IMO the underlying problem is that our industry keeps reinventing the build system wheel for every language under the sun. Each language has subtly different build mechanisms, and they all don’t integrate very well, but because the tooling exists and is standard for the respective languages it’s almost impossible to substitute other tooling, especially if you care about keeping up with the ecosystem standard (to make it easier for new devs who interact with your dev stack).
Without committing the gargantuan effort of perfectly reproducing each respective ecosystem’s build system in a transparent way that still gives you all the nix advantages (which is often impossible, since the ecosystem-specific build systems are usually not designed with reproducibility in mind), you can’t really have your cake and eat it too.
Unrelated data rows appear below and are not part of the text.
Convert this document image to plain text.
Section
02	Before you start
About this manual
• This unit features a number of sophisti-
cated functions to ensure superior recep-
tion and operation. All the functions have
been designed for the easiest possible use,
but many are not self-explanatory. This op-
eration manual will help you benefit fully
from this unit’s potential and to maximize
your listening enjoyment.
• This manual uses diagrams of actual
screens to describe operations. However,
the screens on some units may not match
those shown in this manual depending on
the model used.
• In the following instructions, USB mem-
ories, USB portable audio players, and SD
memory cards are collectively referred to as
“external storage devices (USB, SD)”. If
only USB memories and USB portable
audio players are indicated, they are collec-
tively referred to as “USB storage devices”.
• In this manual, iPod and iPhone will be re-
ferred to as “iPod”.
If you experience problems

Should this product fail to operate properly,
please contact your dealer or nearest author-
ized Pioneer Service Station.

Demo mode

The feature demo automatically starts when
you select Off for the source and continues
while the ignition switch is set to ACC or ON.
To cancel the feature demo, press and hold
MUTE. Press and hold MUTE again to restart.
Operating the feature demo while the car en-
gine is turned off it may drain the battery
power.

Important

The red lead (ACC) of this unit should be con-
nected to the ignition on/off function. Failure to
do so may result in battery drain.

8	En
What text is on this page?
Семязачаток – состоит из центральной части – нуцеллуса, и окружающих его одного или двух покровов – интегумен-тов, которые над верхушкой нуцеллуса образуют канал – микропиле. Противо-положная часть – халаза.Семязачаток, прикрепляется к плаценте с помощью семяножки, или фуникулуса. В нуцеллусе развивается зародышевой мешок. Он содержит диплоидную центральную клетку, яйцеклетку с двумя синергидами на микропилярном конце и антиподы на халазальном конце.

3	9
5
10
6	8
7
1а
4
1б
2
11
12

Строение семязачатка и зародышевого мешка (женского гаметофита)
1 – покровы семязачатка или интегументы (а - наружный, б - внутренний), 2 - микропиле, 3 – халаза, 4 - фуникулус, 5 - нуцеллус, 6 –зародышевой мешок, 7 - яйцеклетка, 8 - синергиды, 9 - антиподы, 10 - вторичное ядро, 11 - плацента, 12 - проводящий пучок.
Nix’ ecosystem-adapted build tooling lives in the twilight zone, where things are just convenient enough that you can build, but not so high-effort that keeping up with upstream changes becomes infeasible (especially given the relatively small number of nix ecosystem developers).
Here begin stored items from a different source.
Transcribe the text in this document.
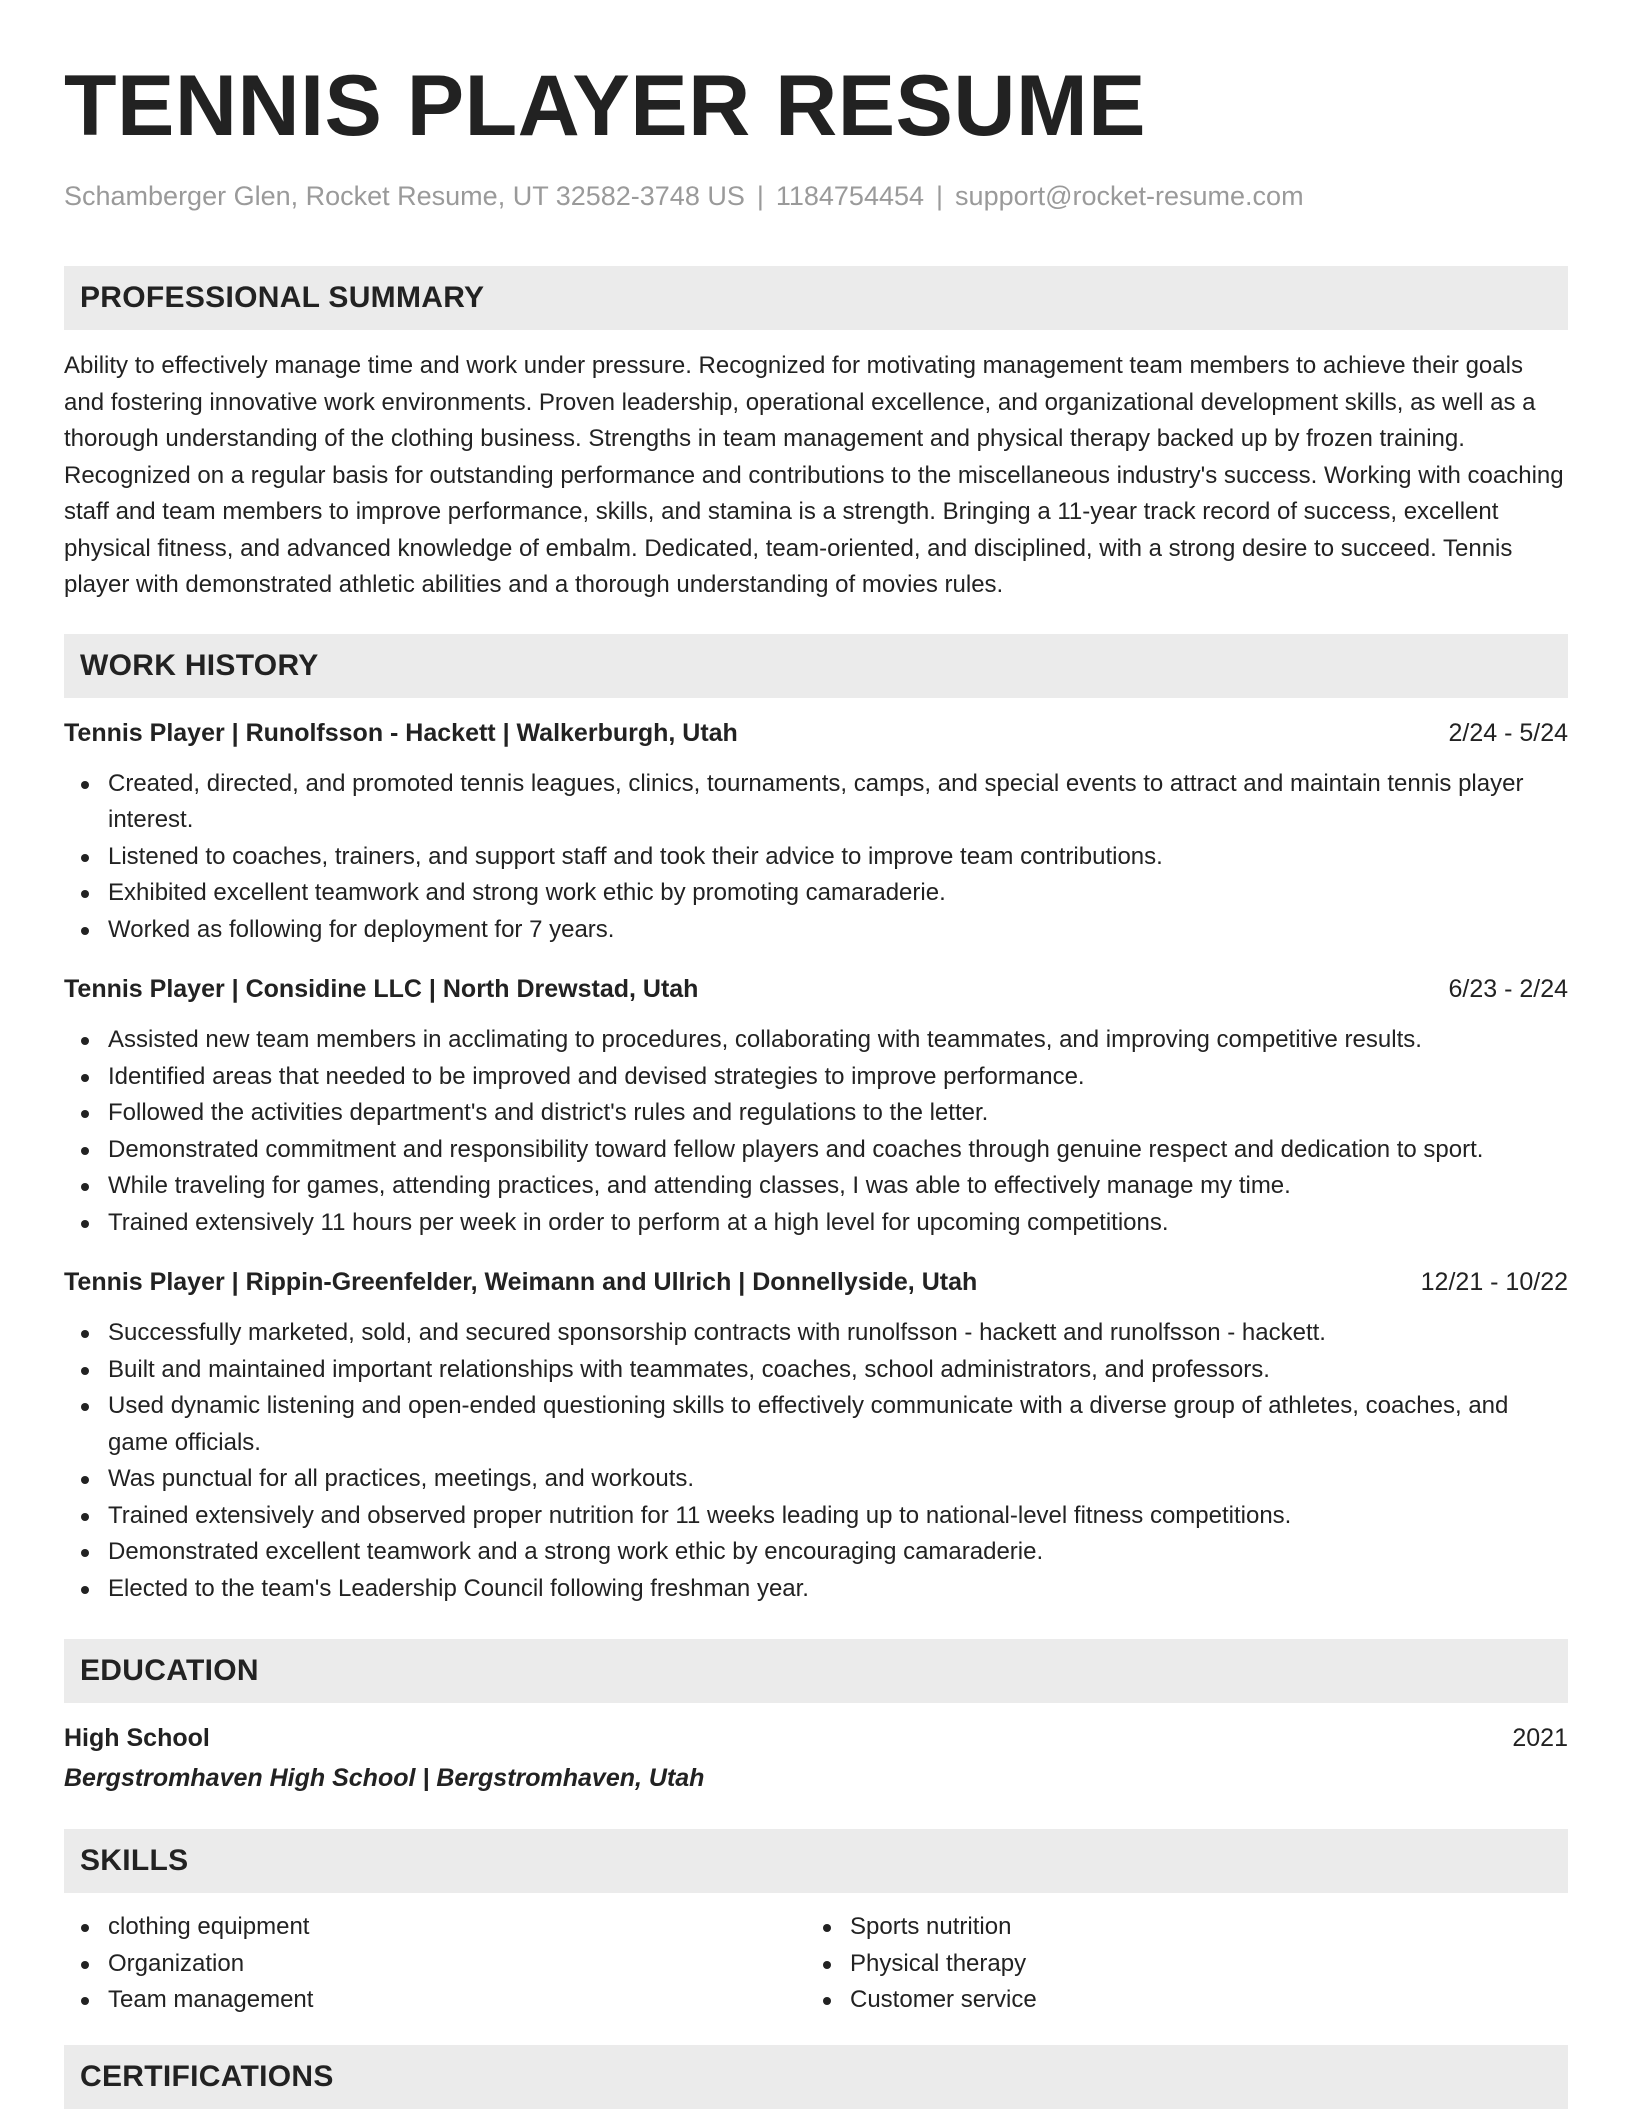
TENNIS PLAYER RESUME
Schamberger Glen, Rocket Resume, UT 32582-3748 US | 1184754454 | support@rocket-resume.com
PROFESSIONAL SUMMARY

Ability to effectively manage time and work under pressure. Recognized for motivating management team members to achieve their goals and fostering innovative work environments. Proven leadership, operational excellence, and organizational development skills, as well as a thorough understanding of the clothing business. Strengths in team management and physical therapy backed up by frozen training. Recognized on a regular basis for outstanding performance and contributions to the miscellaneous industry's success. Working with coaching staff and team members to improve performance, skills, and stamina is a strength. Bringing a 11-year track record of success, excellent physical fitness, and advanced knowledge of embalm. Dedicated, team-oriented, and disciplined, with a strong desire to succeed. Tennis player with demonstrated athletic abilities and a thorough understanding of movies rules.

WORK HISTORY
Tennis Player | Runolfsson - Hackett | Walkerburgh, Utah	2/24 - 5/24
Created, directed, and promoted tennis leagues, clinics, tournaments, camps, and special events to attract and maintain tennis player interest.
Listened to coaches, trainers, and support staff and took their advice to improve team contributions.
Exhibited excellent teamwork and strong work ethic by promoting camaraderie.
Worked as following for deployment for 7 years.
Tennis Player | Considine LLC | North Drewstad, Utah	6/23 - 2/24
Assisted new team members in acclimating to procedures, collaborating with teammates, and improving competitive results.
Identified areas that needed to be improved and devised strategies to improve performance.
Followed the activities department's and district's rules and regulations to the letter.
Demonstrated commitment and responsibility toward fellow players and coaches through genuine respect and dedication to sport.
While traveling for games, attending practices, and attending classes, I was able to effectively manage my time.
Trained extensively 11 hours per week in order to perform at a high level for upcoming competitions.
Tennis Player | Rippin-Greenfelder, Weimann and Ullrich | Donnellyside, Utah	12/21 - 10/22
Successfully marketed, sold, and secured sponsorship contracts with runolfsson - hackett and runolfsson - hackett.
Built and maintained important relationships with teammates, coaches, school administrators, and professors.
Used dynamic listening and open-ended questioning skills to effectively communicate with a diverse group of athletes, coaches, and game officials.
Was punctual for all practices, meetings, and workouts.
Trained extensively and observed proper nutrition for 11 weeks leading up to national-level fitness competitions.
Demonstrated excellent teamwork and a strong work ethic by encouraging camaraderie.
Elected to the team's Leadership Council following freshman year.
EDUCATION
High School	2021
Bergstromhaven High School | Bergstromhaven, Utah
SKILLS
clothing equipment
Organization
Team management
Sports nutrition
Physical therapy
Customer service
CERTIFICATIONS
As such, the true solution to this problem is to work towards a real standard for this process cross-ecosystem. At the end of the day all we’re all doing is taking some input files and producing some output files, with some intermediate results which we’d like to keep track of for work avoidance; this shouldn’t be so complex. Begin by standardizing dependency handling so we don’t have two dozen different “crate”/“project”/etc. “registries”…
With that said, the idea of exposing artifact caches comes up every once in a while, but it’s heavily resisted since it’d break reproducibility guarantees. Doing that is quite bad even if you don’t care about reproducibility at all, because now the entire cache model becomes problematic; if a faulty compiler cache on some build machine can cause cache poisoning, you need way more tooling and UI/UX to handle those edge cases than nix currently has.
It’s also not as trivial as you’d hope; all the various languages have different expectations for how their build artifacts are persisted. You’d need lots of language-specific handling to make this work. Often atime/mtime matters, nix builds are quite allergic to that.
All that out of the way, BuildStream (a project I was part of what feels like half a lifetime ago) has an interesting feature that lets you pierce this exact veil during development; it has a concept of a “workspace” that is effectively a checkout of a project in your system tree. It allows developing/changing files in it, which it will then reuse during the build. This can give you incremental builds.
Give it a shot, it’ll show you all the downsides of doing this pretty quickly. Other than that it’s a perfectly cromulent build tool IMO, just falls short on performance (at least back when I still worked with it, projects written in python have their limitations) and lacks the ecosystem adoption nix has (as well as the turing-complete config language, while I agreed that that was a reasonable idea at the time, nix has convinced me that that was a mistake - all the other tools use imperative languages, a functional language definitely seems like the right call).